The authorities have been both encouraging and threatening citizens to accept ZiG, while arresting suspected illegal money changers.

However, we believe these measures are misplaced.

The authorities themselves are to blame.

Since the new currency’s launch on April 5, the authorities have been inconsistent in their messaging. For instance, John Mushayavanhu, the governor of the Reserve Bank of Zimbabwe, has been issuing conflicting statements about the origins of ZiG. Initially, he claimed that ZiG was not the central bank's idea, but rather the brainchild of the Confederation of Zimbabwe Industries (CZI).

“We didn't invent ZiG; it was invented by CZI,” he was quoted as saying.

The governor also backed off, claiming that because he did not know much about structured money, the World Bank had invented it.

Quickly after, the governor told the State media that “no one told us to introduce the ZiG currency. We consulted widely, yes, but ZiG is my product as the governor of the Reserve Bank and if it fails it’s my fault; it’s my brainchild”.

Such back-and-forth is detrimental to ZiG.

It weakens public trust, which has been damaged by decades of policy inconsistencies. The nation's leadership is not doing much to aid the situation.
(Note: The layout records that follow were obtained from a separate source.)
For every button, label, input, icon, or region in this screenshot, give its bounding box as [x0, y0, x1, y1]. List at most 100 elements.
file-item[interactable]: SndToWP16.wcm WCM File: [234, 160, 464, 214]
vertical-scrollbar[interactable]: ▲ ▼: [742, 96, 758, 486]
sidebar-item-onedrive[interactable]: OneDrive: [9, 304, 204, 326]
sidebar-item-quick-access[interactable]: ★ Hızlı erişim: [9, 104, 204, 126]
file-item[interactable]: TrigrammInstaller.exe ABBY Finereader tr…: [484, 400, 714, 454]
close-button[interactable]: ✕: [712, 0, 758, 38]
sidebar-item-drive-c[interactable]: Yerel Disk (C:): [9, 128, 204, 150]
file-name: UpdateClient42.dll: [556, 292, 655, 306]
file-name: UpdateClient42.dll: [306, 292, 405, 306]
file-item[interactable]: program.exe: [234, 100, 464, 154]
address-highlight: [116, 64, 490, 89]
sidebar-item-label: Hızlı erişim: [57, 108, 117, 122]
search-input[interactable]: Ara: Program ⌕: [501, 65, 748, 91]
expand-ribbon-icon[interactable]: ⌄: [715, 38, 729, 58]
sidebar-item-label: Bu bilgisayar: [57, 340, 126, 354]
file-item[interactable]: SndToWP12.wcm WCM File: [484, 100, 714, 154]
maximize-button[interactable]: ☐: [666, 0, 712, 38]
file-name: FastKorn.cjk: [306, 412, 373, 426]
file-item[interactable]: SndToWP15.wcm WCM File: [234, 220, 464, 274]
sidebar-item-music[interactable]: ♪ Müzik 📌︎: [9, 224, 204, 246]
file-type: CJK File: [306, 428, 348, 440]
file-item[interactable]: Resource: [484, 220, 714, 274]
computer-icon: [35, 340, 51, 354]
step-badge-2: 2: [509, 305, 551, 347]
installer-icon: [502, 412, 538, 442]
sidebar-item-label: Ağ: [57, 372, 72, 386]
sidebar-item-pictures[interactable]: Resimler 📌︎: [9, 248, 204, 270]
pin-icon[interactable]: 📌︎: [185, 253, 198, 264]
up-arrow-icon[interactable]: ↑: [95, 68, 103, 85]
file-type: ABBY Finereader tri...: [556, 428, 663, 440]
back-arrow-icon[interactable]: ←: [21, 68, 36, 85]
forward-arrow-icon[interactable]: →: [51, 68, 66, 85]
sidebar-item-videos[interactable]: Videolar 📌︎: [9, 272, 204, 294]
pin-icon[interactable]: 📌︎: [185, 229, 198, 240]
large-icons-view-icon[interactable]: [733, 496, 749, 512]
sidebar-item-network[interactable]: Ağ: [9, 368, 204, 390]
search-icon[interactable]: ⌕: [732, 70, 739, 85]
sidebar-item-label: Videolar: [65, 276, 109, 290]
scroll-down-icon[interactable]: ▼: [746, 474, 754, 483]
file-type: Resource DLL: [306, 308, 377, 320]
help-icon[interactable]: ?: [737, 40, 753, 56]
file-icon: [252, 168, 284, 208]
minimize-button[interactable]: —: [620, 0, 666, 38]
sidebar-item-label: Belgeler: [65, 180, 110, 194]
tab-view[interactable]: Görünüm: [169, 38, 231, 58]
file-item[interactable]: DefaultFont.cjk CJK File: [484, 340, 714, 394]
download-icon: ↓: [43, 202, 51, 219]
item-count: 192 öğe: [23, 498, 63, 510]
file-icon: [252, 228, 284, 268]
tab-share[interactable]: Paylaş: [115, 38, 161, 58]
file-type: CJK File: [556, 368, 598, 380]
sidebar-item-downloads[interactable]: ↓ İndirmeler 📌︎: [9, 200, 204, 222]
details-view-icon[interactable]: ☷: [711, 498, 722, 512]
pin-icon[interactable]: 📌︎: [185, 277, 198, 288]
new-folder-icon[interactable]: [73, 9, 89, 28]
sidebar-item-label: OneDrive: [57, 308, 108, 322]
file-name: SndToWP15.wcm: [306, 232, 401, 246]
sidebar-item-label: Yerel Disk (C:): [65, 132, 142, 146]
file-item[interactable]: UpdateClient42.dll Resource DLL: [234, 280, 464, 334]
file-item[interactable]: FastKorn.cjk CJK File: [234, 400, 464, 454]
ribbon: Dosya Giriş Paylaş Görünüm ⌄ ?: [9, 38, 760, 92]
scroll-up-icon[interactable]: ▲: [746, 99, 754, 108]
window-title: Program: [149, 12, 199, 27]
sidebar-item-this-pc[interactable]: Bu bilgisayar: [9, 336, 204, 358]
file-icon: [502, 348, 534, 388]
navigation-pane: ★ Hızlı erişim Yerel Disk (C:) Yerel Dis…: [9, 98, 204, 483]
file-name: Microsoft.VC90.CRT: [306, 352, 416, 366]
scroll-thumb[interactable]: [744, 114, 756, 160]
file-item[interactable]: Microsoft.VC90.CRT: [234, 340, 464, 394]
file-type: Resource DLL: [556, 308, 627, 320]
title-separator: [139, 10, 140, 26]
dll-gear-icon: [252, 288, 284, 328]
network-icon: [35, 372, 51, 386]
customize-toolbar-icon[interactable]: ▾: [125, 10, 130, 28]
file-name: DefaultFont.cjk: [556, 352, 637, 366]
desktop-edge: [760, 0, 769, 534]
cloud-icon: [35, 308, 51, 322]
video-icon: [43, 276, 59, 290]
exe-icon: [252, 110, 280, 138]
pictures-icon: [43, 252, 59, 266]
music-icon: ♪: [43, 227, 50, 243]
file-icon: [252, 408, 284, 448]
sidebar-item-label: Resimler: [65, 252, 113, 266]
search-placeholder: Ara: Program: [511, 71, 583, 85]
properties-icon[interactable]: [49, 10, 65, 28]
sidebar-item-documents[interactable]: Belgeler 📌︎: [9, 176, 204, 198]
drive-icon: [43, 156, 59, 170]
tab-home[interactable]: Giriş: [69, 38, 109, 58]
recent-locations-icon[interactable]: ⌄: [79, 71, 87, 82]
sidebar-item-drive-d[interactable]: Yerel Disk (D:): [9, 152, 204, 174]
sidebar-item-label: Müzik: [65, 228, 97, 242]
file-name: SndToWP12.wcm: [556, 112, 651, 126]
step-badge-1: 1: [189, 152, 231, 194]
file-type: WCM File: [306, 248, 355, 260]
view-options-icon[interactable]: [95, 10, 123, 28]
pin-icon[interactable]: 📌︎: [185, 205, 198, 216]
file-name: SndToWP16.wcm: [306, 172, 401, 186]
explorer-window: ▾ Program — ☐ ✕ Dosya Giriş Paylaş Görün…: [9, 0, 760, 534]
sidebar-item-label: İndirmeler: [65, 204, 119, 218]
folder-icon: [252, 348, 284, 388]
At a family gathering in Masvingo last week, President Emmerson Mnangagwa was photographed giving crisp United States dollar bills to an elderly man who was dancing with his head turned down. Although the government may contend that Zimbabwe operates under a multicurrency system, we believe the President, in his capacity as head of state, ought to have done better.

He ought to have given the elderly man some ZiG notes just for good optics. That would have greatly increased the public's trust in the local currency. It would be challenging for the public to accept ZiG at this time given that their President advocates using other currencies instead of their own. How tragic and a wasted chance!

Additionally, the government has been pressuring wholesalers, shops, and schools to accept the new currency. However, the same officials do not hold government entities accountable when they require exclusive payment in greenbacks for their services. For example, the Civil Registry Department requires exclusive United States dollars in order to process passports.

The situation will not get better because it seems the legislation applies selectively. It is an animal farm. Since charity, as they say, begins at home, we expect our leaders to set a good example. They ought to be observed using the new money. It will not work to detain money changers and force people to accept ZiG, which the government does not trust. It is an exercise in futility.

Let us practice what we preach.

If not, ZiG will fail just like its forerunners did.